What happened to the Mark Whitacre at the beginning? Now we have some power hungry, greedy, conniving, All-American white collar criminal asshole.

When I watch a movie I like to at least think I know my character or know what my character is going to be capable of. Mark Whitacre although he did all of these things in reality, the way he was portrayed in this movie made him look like a naïve nerd with only good intentions. And that's it. And maybe the director pulled a fast one on me, but not without confusing me first and then socking me right in the mouth. It's not even worth noting the cast of the rest of the movie which even so is full of cameos from comedians, maybe the only redeeming feature is seeing Patton Oswalt.

Watch if:

You're a fan of Matt Damon, and you know at least a little bit about the ADM price-fixing scandal, you've read the book written on it (by journalist Kurt Eichenwald ), and you want to experience whether or not the director was true to the book because you already know everything.

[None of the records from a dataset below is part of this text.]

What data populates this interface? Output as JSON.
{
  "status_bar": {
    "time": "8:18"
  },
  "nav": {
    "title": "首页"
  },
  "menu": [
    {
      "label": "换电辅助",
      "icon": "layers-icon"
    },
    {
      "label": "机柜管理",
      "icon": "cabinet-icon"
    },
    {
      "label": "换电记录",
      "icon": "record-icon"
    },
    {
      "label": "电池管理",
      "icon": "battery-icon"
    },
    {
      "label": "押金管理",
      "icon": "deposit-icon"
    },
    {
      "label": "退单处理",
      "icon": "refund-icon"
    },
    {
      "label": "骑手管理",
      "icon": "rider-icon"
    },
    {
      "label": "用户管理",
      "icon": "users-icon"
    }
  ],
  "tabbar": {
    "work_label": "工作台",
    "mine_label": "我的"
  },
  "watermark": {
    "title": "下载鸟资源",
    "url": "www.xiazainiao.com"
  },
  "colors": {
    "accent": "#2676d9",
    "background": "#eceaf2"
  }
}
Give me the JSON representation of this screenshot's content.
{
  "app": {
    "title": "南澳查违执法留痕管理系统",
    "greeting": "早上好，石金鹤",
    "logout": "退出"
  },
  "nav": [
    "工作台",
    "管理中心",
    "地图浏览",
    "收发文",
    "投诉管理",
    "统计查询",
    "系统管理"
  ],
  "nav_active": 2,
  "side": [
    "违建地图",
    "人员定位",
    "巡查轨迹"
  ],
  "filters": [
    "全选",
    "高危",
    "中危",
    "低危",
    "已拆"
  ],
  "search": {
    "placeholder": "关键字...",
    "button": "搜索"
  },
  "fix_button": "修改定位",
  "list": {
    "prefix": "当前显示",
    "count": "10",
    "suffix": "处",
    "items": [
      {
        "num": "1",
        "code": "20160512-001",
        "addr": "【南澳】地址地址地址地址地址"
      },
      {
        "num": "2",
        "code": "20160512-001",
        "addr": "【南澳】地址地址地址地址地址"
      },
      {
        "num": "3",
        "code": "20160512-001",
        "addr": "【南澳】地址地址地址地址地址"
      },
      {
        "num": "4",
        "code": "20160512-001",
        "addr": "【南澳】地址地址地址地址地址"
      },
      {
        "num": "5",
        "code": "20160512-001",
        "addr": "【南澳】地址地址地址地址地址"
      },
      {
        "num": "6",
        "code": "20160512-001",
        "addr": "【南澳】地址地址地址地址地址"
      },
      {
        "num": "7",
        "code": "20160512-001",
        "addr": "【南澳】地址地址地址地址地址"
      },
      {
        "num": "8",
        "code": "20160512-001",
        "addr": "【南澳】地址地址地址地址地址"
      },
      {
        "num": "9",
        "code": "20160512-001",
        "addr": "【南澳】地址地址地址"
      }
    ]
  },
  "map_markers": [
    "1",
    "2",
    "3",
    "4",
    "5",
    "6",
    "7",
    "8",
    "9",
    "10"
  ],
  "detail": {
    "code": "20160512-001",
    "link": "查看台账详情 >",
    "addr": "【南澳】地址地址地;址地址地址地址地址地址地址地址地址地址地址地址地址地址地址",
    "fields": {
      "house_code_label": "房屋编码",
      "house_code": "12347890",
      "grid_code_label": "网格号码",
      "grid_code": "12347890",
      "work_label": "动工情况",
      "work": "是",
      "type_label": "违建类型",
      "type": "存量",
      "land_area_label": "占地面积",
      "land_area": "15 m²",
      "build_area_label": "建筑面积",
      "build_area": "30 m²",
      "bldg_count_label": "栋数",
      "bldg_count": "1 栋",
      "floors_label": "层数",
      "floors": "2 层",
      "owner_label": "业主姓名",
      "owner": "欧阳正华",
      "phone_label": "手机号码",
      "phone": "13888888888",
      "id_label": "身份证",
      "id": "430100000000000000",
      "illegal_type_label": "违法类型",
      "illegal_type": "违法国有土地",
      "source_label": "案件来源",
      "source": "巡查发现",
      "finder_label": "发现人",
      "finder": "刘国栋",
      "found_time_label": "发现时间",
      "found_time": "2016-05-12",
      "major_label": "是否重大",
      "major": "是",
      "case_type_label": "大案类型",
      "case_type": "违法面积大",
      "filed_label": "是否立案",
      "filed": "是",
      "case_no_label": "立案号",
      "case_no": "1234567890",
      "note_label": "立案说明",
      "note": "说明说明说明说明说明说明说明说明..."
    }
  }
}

Otherwise if you feel like wasting some time, you feel like just taking a blind ride and doing some research on it later to finally understand what went on. Give it a shot. There were a couple notable funny scenes. But the movie on a whole is rather forgettable and I more than likely will refuse to see in the future to see if I can grasp the things I could before. It just wasn't that interesting and the fragmented second half turned me off.